Call to picket finds new ring in Britain's fuel crisis

In a government communications center in the heart of London, alarmed civil servants last week watched computer screens flash e-mail messages telling them that Britain was in the grip of a new and disturbing crisis.

At a dozen oil refineries and some 50 gasoline distribution centers around the country, bands of disgruntled farmers and truckers wielding mobile phones urged tanker drivers to block deliveries to Britain's 12,500 gas stations. Almost to a man, the drivers agreed.

In a world communicating more with cellphones, the call to picket not only had a striking ring, it exacerbated a crisis where temporary workers with no contractual obligations, and gas stations with limited reserves, brought Britain's wheels to a virtual standstill. In the process, the Blair government was badly tarnished in public opinion polls.

Over the weekend, oil companies were trying to restock gas stations as quickly as possible, but industry spokesmen say, in some areas, it will be two weeks before motorists can be certain of filling their tanks. The result, says Will Hutton, director-general of Britain's Industrial Society, a nonprofit campaigning body based in London that supports British industry. was "a very 21st-century crisis made possible by information technology."

Before the farmers and truckers called off their action last Friday, they had shown that a mere 2,000 protesters equipped with cellphones and a few laptops could drain a nation's gas stations virtually dry and threaten food supplies.

Their protest of spiralling fuel prices, most of it in the form of taxes, rocked Prime Minister Tony Blair's government to its foundations. This week, it is sparking an urgent review of energy security. By Christmas, the government says, tough new civil order laws will be on the statute book to prevent such a crisis from ever happening again.

More immediately, Mr. Blair faces the chastening fact that adverse public reaction to his handling of the seven-day fuel crisis means the opposition Conservative Party has overtaken his government in opinion polls for the first time in eight years.

On Sunday, a poll conducted by MORI, an independent research agency, showed the Conservatives two points ahead of Blair's Labour Party. Another poll in London's Sunday Times put them neck-and-neck. Mr. Hutton believes Britain escaped total breakdown "by a whisker." He says journalists, like ministers, failed to see the crisis coming, and couldn't believe the speed with which it escalated.

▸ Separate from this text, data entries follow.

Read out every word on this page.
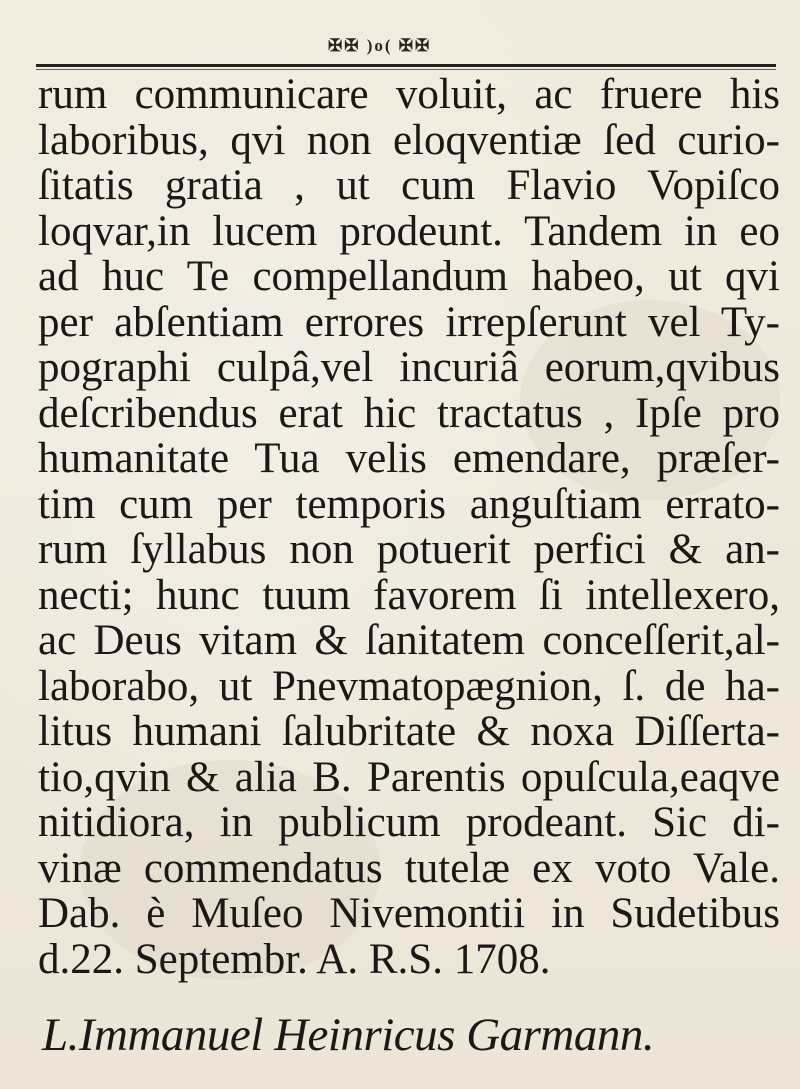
✠✠ )o( ✠✠
rum communicare voluit, ac fruere his
laboribus, qvi non eloqventiæ ſed curio-
ſitatis gratia , ut cum Flavio Vopiſco
loqvar,in lucem prodeunt. Tandem in eo
ad huc Te compellandum habeo, ut qvi
per abſentiam errores irrepſerunt vel Ty-
pographi culpâ,vel incuriâ eorum,qvibus
deſcribendus erat hic tractatus , Ipſe pro
humanitate Tua velis emendare, præſer-
tim cum per temporis anguſtiam errato-
rum ſyllabus non potuerit perfici & an-
necti; hunc tuum favorem ſi intellexero,
ac Deus vitam & ſanitatem conceſſerit,al-
laborabo, ut Pnevmatopægnion, ſ. de ha-
litus humani ſalubritate & noxa Diſſerta-
tio,qvin & alia B. Parentis opuſcula,eaqve
nitidiora, in publicum prodeant. Sic di-
vinæ commendatus tutelæ ex voto Vale.
Dab. è Muſeo Nivemontii in Sudetibus
d.22. Septembr. A. R.S. 1708.
L.Immanuel Heinricus Garmann.
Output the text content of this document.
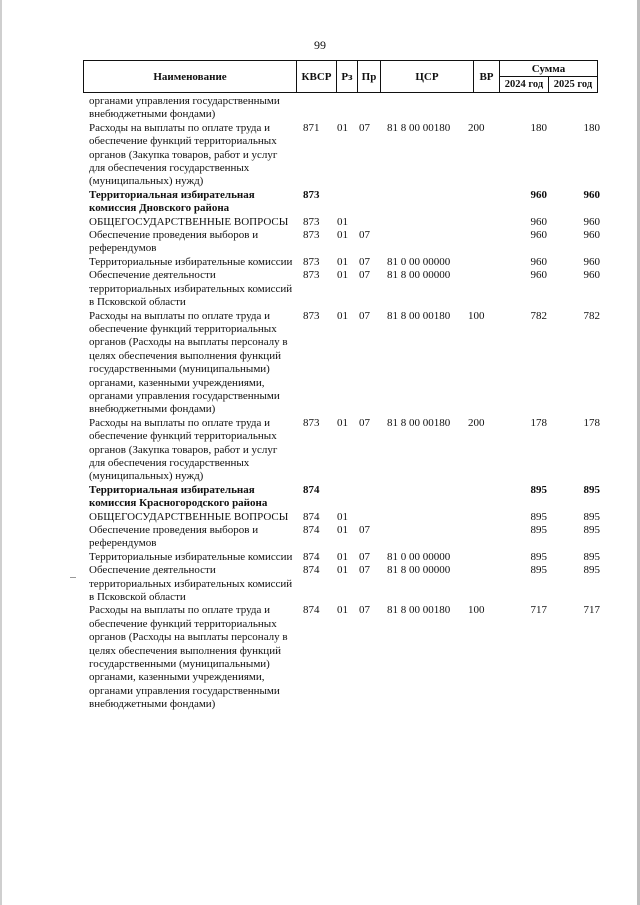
99
Наименование	КВСР Рз Пр	ЦСР	ВР
Сумма
2024 год	2025 год
органами управления государственными внебюджетными фондами)
Расходы на выплаты по оплате труда и обеспечение функций территориальных органов (Закупка товаров, работ и услуг для обеспечения государственных (муниципальных) нужд)
871 01 07 81 8 00 00180 200	180	180
Территориальная избирательная комиссия Дновского района
873	960	960
ОБЩЕГОСУДАРСТВЕННЫЕ ВОПРОСЫ	873 01	960	960
Обеспечение проведения выборов и референдумов
873 01 07	960	960
Территориальные избирательные комиссии 873 01 07 81 0 00 00000	960	960
Обеспечение деятельности территориальных избирательных комиссий в Псковской области
873 01 07 81 8 00 00000	960	960
Расходы на выплаты по оплате труда и обеспечение функций территориальных органов (Расходы на выплаты персоналу в целях обеспечения выполнения функций государственными (муниципальными) органами, казенными учреждениями, органами управления государственными внебюджетными фондами)
873 01 07 81 8 00 00180 100	782	782
Расходы на выплаты по оплате труда и обеспечение функций территориальных органов (Закупка товаров, работ и услуг для обеспечения государственных (муниципальных) нужд)
873 01 07 81 8 00 00180 200	178	178
Территориальная избирательная комиссия Красногородского района
874	895	895
ОБЩЕГОСУДАРСТВЕННЫЕ ВОПРОСЫ	874 01	895	895
Обеспечение проведения выборов и референдумов
874 01 07	895	895
Территориальные избирательные комиссии 874 01 07 81 0 00 00000	895	895
Обеспечение деятельности территориальных избирательных комиссий в Псковской области
874 01 07 81 8 00 00000	895	895
Расходы на выплаты по оплате труда и обеспечение функций территориальных органов (Расходы на выплаты персоналу в целях обеспечения выполнения функций государственными (муниципальными) органами, казенными учреждениями, органами управления государственными внебюджетными фондами)
874 01 07 81 8 00 00180 100	717	717
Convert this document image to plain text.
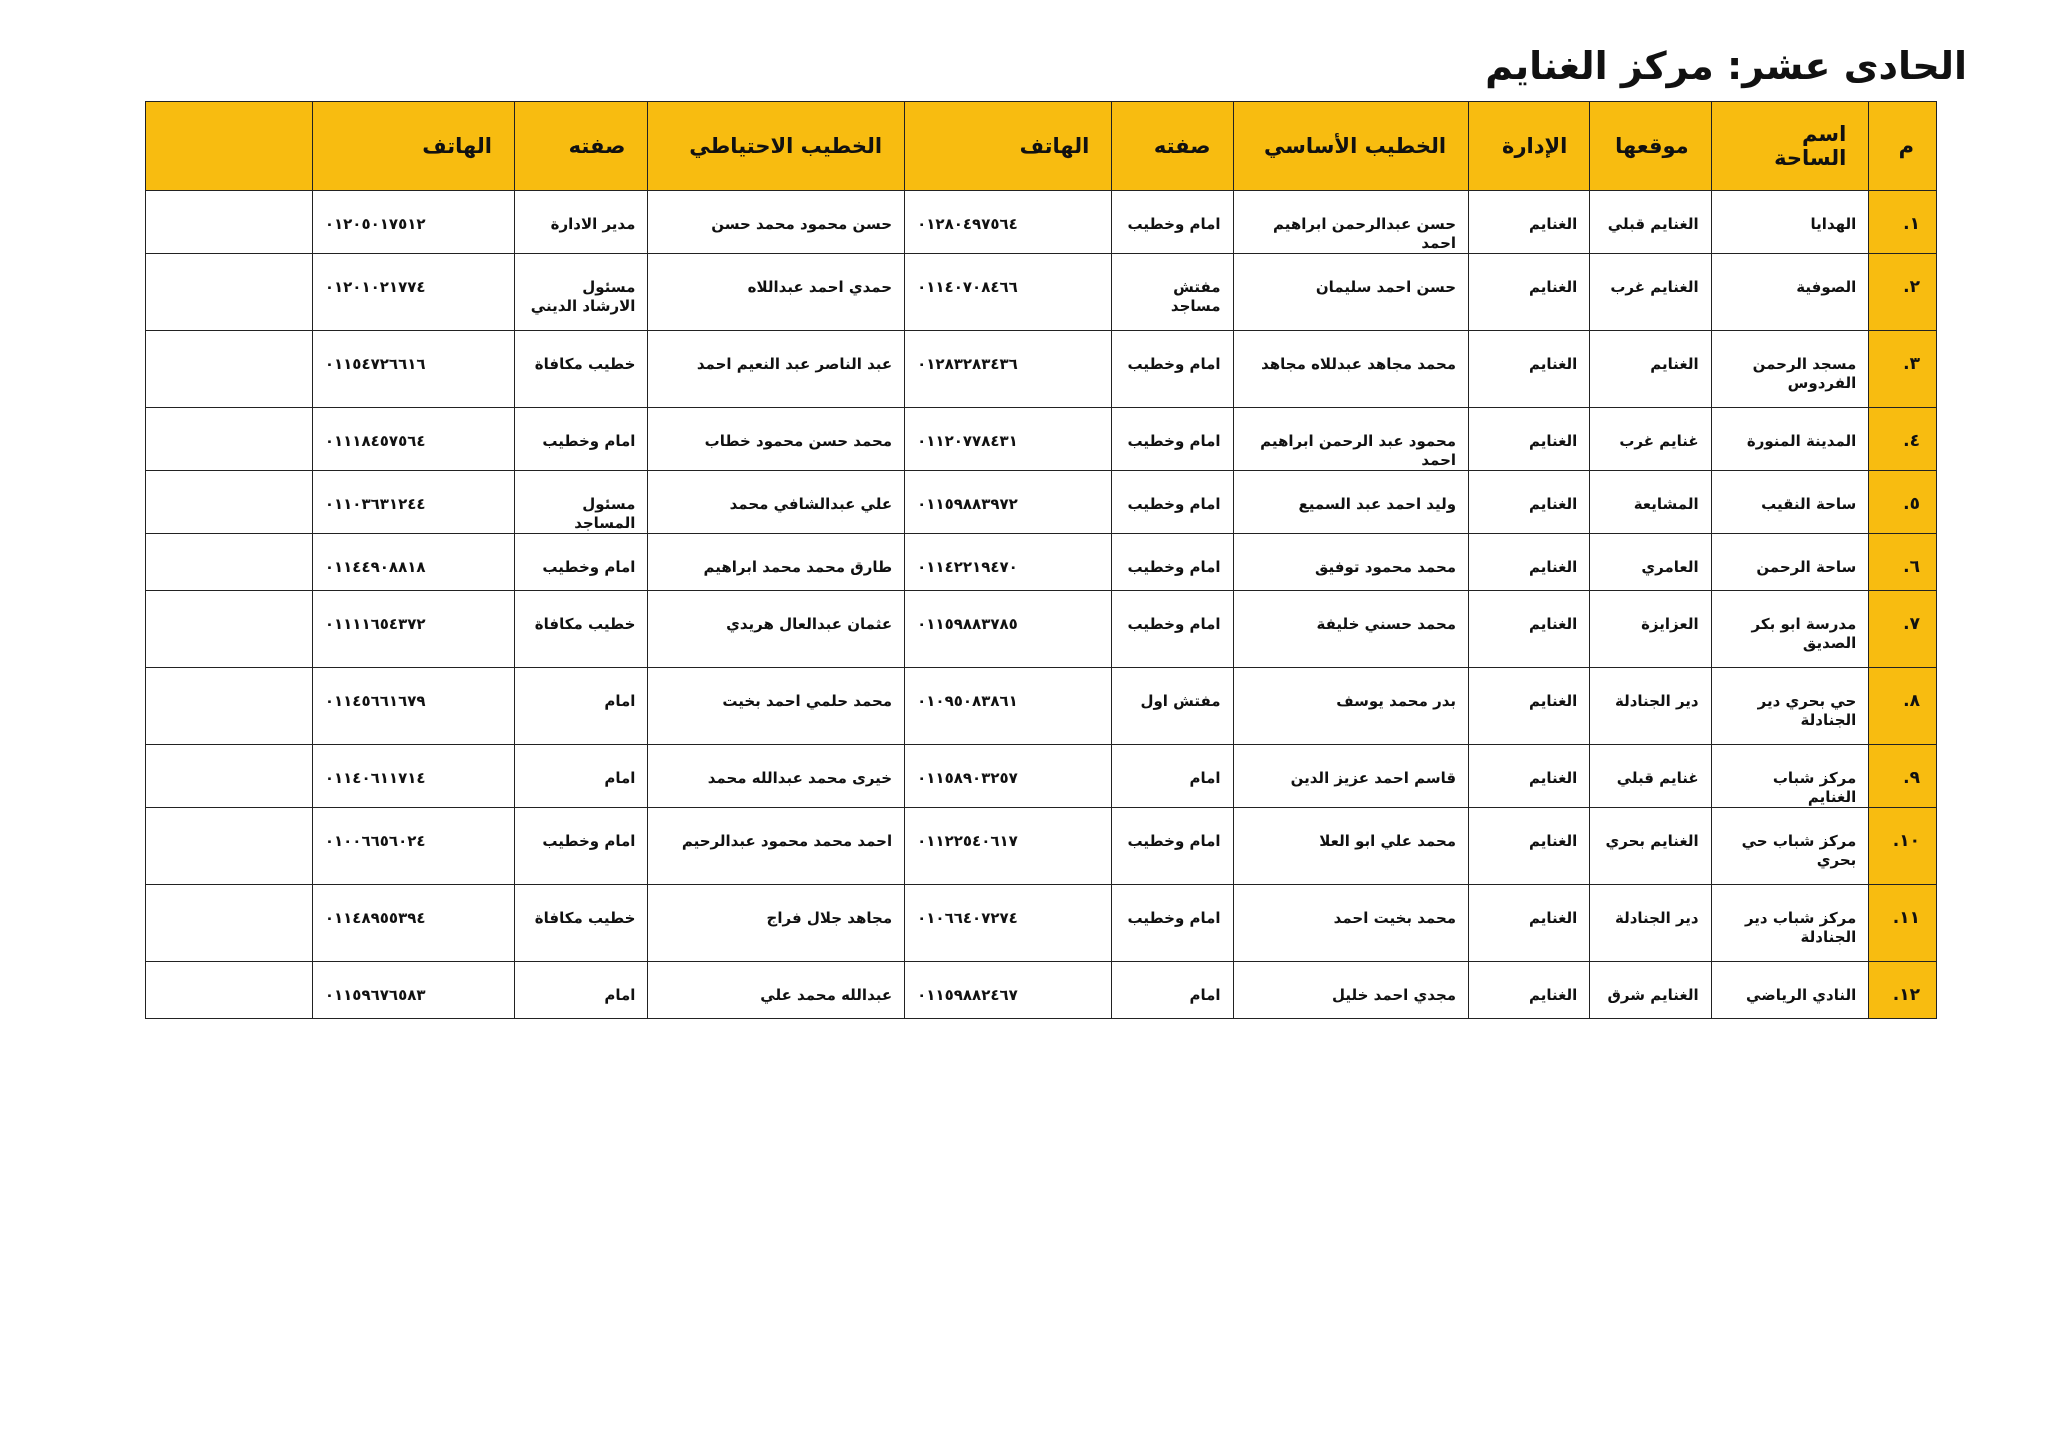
الحادى عشر: مركز الغنايم
م	اسم الساحة	موقعها	الإدارة	الخطيب الأساسي	صفته	الهاتف	الخطيب الاحتياطي	صفته	الهاتف	
١.	الهدايا	الغنايم قبلي	الغنايم	حسن عبدالرحمن ابراهيم احمد	امام وخطيب	٠١٢٨٠٤٩٧٥٦٤	حسن محمود محمد حسن	مدير الادارة	٠١٢٠٥٠١٧٥١٢	
٢.	الصوفية	الغنايم غرب	الغنايم	حسن احمد سليمان	مفتش مساجد	٠١١٤٠٧٠٨٤٦٦	حمدي احمد عبداللاه	مسئول الارشاد الديني	٠١٢٠١٠٢١٧٧٤	
٣.	مسجد الرحمن الفردوس	الغنايم	الغنايم	محمد مجاهد عبدللاه مجاهد	امام وخطيب	٠١٢٨٣٢٨٣٤٣٦	عبد الناصر عبد النعيم احمد	خطيب مكافاة	٠١١٥٤٧٢٦٦١٦	
٤.	المدينة المنورة	غنايم غرب	الغنايم	محمود عبد الرحمن ابراهيم احمد	امام وخطيب	٠١١٢٠٧٧٨٤٣١	محمد حسن محمود خطاب	امام وخطيب	٠١١١٨٤٥٧٥٦٤	
٥.	ساحة النقيب	المشايعة	الغنايم	وليد احمد عبد السميع	امام وخطيب	٠١١٥٩٨٨٣٩٧٢	علي عبدالشافي محمد	مسئول المساجد	٠١١٠٣٦٣١٢٤٤	
٦.	ساحة الرحمن	العامري	الغنايم	محمد محمود توفيق	امام وخطيب	٠١١٤٢٢١٩٤٧٠	طارق محمد محمد ابراهيم	امام وخطيب	٠١١٤٤٩٠٨٨١٨	
٧.	مدرسة ابو بكر الصديق	العزايزة	الغنايم	محمد حسني خليفة	امام وخطيب	٠١١٥٩٨٨٣٧٨٥	عثمان عبدالعال هريدي	خطيب مكافاة	٠١١١١٦٥٤٣٧٢	
٨.	حي بحري دير الجنادلة	دير الجنادلة	الغنايم	بدر محمد يوسف	مفتش اول	٠١٠٩٥٠٨٣٨٦١	محمد حلمي احمد بخيت	امام	٠١١٤٥٦٦١٦٧٩	
٩.	مركز شباب الغنايم	غنايم قبلي	الغنايم	قاسم احمد عزيز الدين	امام	٠١١٥٨٩٠٣٢٥٧	خيرى محمد عبدالله محمد	امام	٠١١٤٠٦١١٧١٤	
١٠.	مركز شباب حي بحري	الغنايم بحري	الغنايم	محمد علي ابو العلا	امام وخطيب	٠١١٢٢٥٤٠٦١٧	احمد محمد محمود عبدالرحيم	امام وخطيب	٠١٠٠٦٦٥٦٠٢٤	
١١.	مركز شباب دير الجنادلة	دير الجنادلة	الغنايم	محمد بخيت احمد	امام وخطيب	٠١٠٦٦٤٠٧٢٧٤	مجاهد جلال فراج	خطيب مكافاة	٠١١٤٨٩٥٥٣٩٤	
١٢.	النادي الرياضي	الغنايم شرق	الغنايم	مجدي احمد خليل	امام	٠١١٥٩٨٨٢٤٦٧	عبدالله محمد علي	امام	٠١١٥٩٦٧٦٥٨٣	
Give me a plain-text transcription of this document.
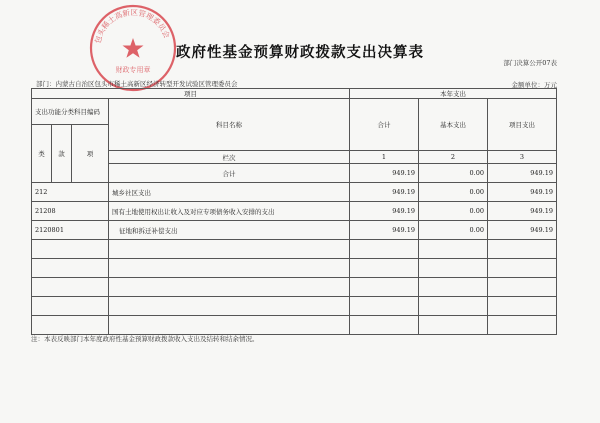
包头稀土高新区管理委员会
财政专用章
政府性基金预算财政拨款支出决算表
部门决算公开07表
部门：内蒙古自治区包头市稀土高新区经济转型开发试验区管理委员会	金额单位：万元
项目				本年支出		
支出功能分类科目编码			科目名称	合计	基本支出	项目支出
类	款	项				
			栏次	1	2	3
			合计	949.19	0.00	949.19
212			城乡社区支出	949.19	0.00	949.19
21208			国有土地使用权出让收入及对应专项债务收入安排的支出	949.19	0.00	949.19
2120801			征地和拆迁补偿支出	949.19	0.00	949.19

注：本表反映部门本年度政府性基金预算财政拨款收入支出及结转和结余情况。
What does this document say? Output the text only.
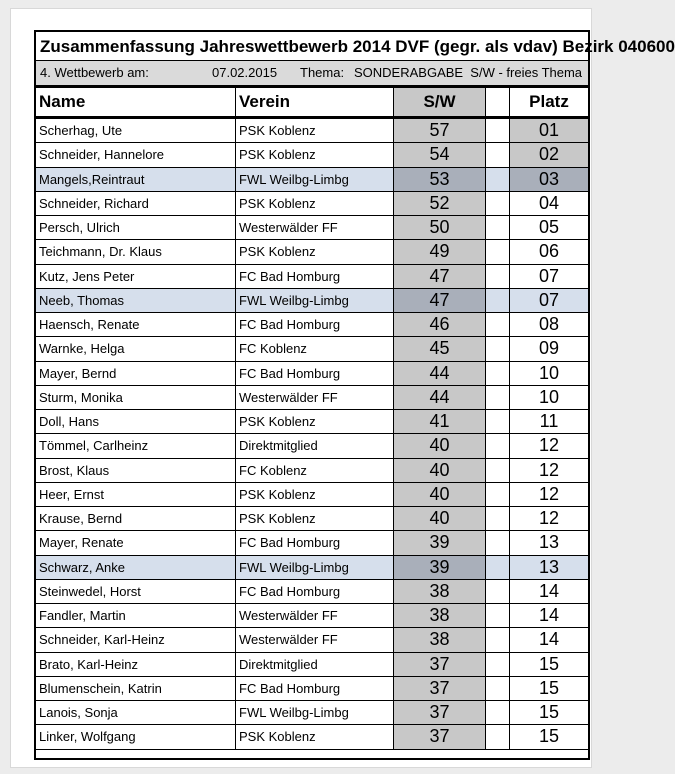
Zusammenfassung Jahreswettbewerb 2014 DVF (gegr. als vdav) Bezirk 040600
4. Wettbewerb am:	07.02.2015 Thema: SONDERABGABE  S/W - freies Thema
Name	Verein	S/W	Platz
Scherhag, Ute	PSK Koblenz	57	01
Schneider, Hannelore	PSK Koblenz	54	02
Mangels,Reintraut	FWL Weilbg-Limbg	53	03
Schneider, Richard	PSK Koblenz	52	04
Persch, Ulrich	Westerwälder FF	50	05
Teichmann, Dr. Klaus	PSK Koblenz	49	06
Kutz, Jens Peter	FC Bad Homburg	47	07
Neeb, Thomas	FWL Weilbg-Limbg	47	07
Haensch, Renate	FC Bad Homburg	46	08
Warnke, Helga	FC Koblenz	45	09
Mayer, Bernd	FC Bad Homburg	44	10
Sturm, Monika	Westerwälder FF	44	10
Doll, Hans	PSK Koblenz	41	11
Tömmel, Carlheinz	Direktmitglied	40	12
Brost, Klaus	FC Koblenz	40	12
Heer, Ernst	PSK Koblenz	40	12
Krause, Bernd	PSK Koblenz	40	12
Mayer, Renate	FC Bad Homburg	39	13
Schwarz, Anke	FWL Weilbg-Limbg	39	13
Steinwedel, Horst	FC Bad Homburg	38	14
Fandler, Martin	Westerwälder FF	38	14
Schneider, Karl-Heinz	Westerwälder FF	38	14
Brato, Karl-Heinz	Direktmitglied	37	15
Blumenschein, Katrin	FC Bad Homburg	37	15
Lanois, Sonja	FWL Weilbg-Limbg	37	15
Linker, Wolfgang	PSK Koblenz	37	15
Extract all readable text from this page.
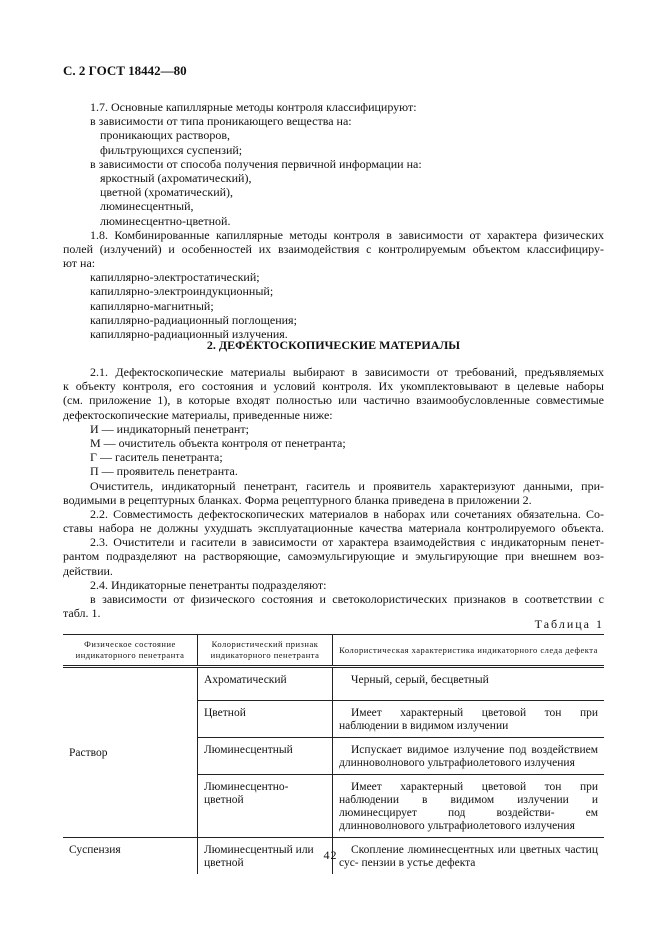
С. 2 ГОСТ 18442—80
1.7. Основные капиллярные методы контроля классифицируют:
в зависимости от типа проникающего вещества на:
проникающих растворов,
фильтрующихся суспензий;
в зависимости от способа получения первичной информации на:
яркостный (ахроматический),
цветной (хроматический),
люминесцентный,
люминесцентно-цветной.
1.8. Комбинированные капиллярные методы контроля в зависимости от характера физических
полей (излучений) и особенностей их взаимодействия с контролируемым объектом классифициру-
ют на:
капиллярно-электростатический;
капиллярно-электроиндукционный;
капиллярно-магнитный;
капиллярно-радиационный поглощения;
капиллярно-радиационный излучения.
2. ДЕФЕКТОСКОПИЧЕСКИЕ МАТЕРИАЛЫ
2.1. Дефектоскопические материалы выбирают в зависимости от требований, предъявляемых
к объекту контроля, его состояния и условий контроля. Их укомплектовывают в целевые наборы
(см. приложение 1), в которые входят полностью или частично взаимообусловленные совместимые
дефектоскопические материалы, приведенные ниже:
И — индикаторный пенетрант;
М — очиститель объекта контроля от пенетранта;
Г — гаситель пенетранта;
П — проявитель пенетранта.
Очиститель, индикаторный пенетрант, гаситель и проявитель характеризуют данными, при-
водимыми в рецептурных бланках. Форма рецептурного бланка приведена в приложении 2.
2.2. Совместимость дефектоскопических материалов в наборах или сочетаниях обязательна. Со-
ставы набора не должны ухудшать эксплуатационные качества материала контролируемого объекта.
2.3. Очистители и гасители в зависимости от характера взаимодействия с индикаторным пенет-
рантом подразделяют на растворяющие, самоэмульгирующие и эмульгирующие при внешнем воз-
действии.
2.4. Индикаторные пенетранты подразделяют:
в зависимости от физического состояния и светоколористических признаков в соответствии с
табл. 1.
Таблица 1
Физическое состояние индикаторного пенетранта	Колористический признак индикаторного пенетранта	Колористическая характеристика индикаторного следа дефекта
Раствор	Ахроматический	Черный, серый, бесцветный
	Цветной	Имеет характерный цветовой тон при наблюдении в видимом излучении
	Люминесцентный	Испускает видимое излучение под воздействием длинноволнового ультрафиолетового излучения
	Люминесцентно-цветной	Имеет характерный цветовой тон при наблюдении в видимом излучении и люминесцирует под воздействи- ем длинноволнового ультрафиолетового излучения
Суспензия	Люминесцентный или цветной	Скопление люминесцентных или цветных частиц сус- пензии в устье дефекта
42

Explaining the "newness" of the crisis, Hutton says, "Old organizational forms have been succeeded by a new conception, the network." He adds, "Using mobile phones, people with no experience of protest were able to coalesce around common aims while never actually meeting."

Meanwhile, the protesters are sticking to Friday's ultimatum giving the Blair government 60 days to bring down fuel prices - at more than $5 a gallon the highest in Europe. Otherwise, says Brynle Williams, a top protest organizer, a renewed crisis "seems inevitable." Mr. Williams says he is not part of a national campaigning organization, but "a network of like-minded people."

This is not the first time electronic technology has been used in Britain to fuel dissent, but it is far and away the worst. Last year, a group of "anticapitalist" agitators equipped with laptops staged a violent protest in London's financial district. But the nationwide scale and devastating effect of last week's demonstration caught authorities off guard.

"This was something extremely novel, and extremely alarming," says a senior Scotland Yard police officer, who asked not to be named. "Nobody anticipated that the actions of a small group of people with a single grievance could impact so heavily upon a country of 55 million."

Prime Minister Blair has blamed the oil companies for failing to force drivers to cross picket lines and deliver gas to service stations. The companies retort that to have done so would have been dangerous.

In recent years, two developments have made fuel distribution vulnerable to disruption. Many tanker drivers are free-lancers without contractual obligations. This meant the oil companies last week had no legal levers to apply. Also, rather than allow stations to carry large "dead" stocks of gasoline, companies now operate a system of "just-in-time" deliveries. This meant that when widespread panic buying at the pumps started, service stations, with only small reserves, quickly ran completely dry.

Blair says he will not give in to the protesters. But Conservative leader William Hague, delighted that opinion polls have at last swung in his favor, claims Blair badly mishandled the crisis. He has called the fuel protesters "fine upstanding citizens" who "must be heard."

Hutton says the way in which the fuel crisis developed carries an ominous warning for future governments wishing to maintain a firm grip on national affairs.

"In an information age," he says, "the electorate is better educated, more articulate, and more insistent on having its voice heard than ever before. Trust in old forms of governance is declining.

"This crisis was different from anything in the past. It was brought about by protesters whose coordinating center was constantly changing and was linked by mobile phones, CB radios, in-cab fax machines, and laptops," he adds. "The government has been made to look a fool and knave."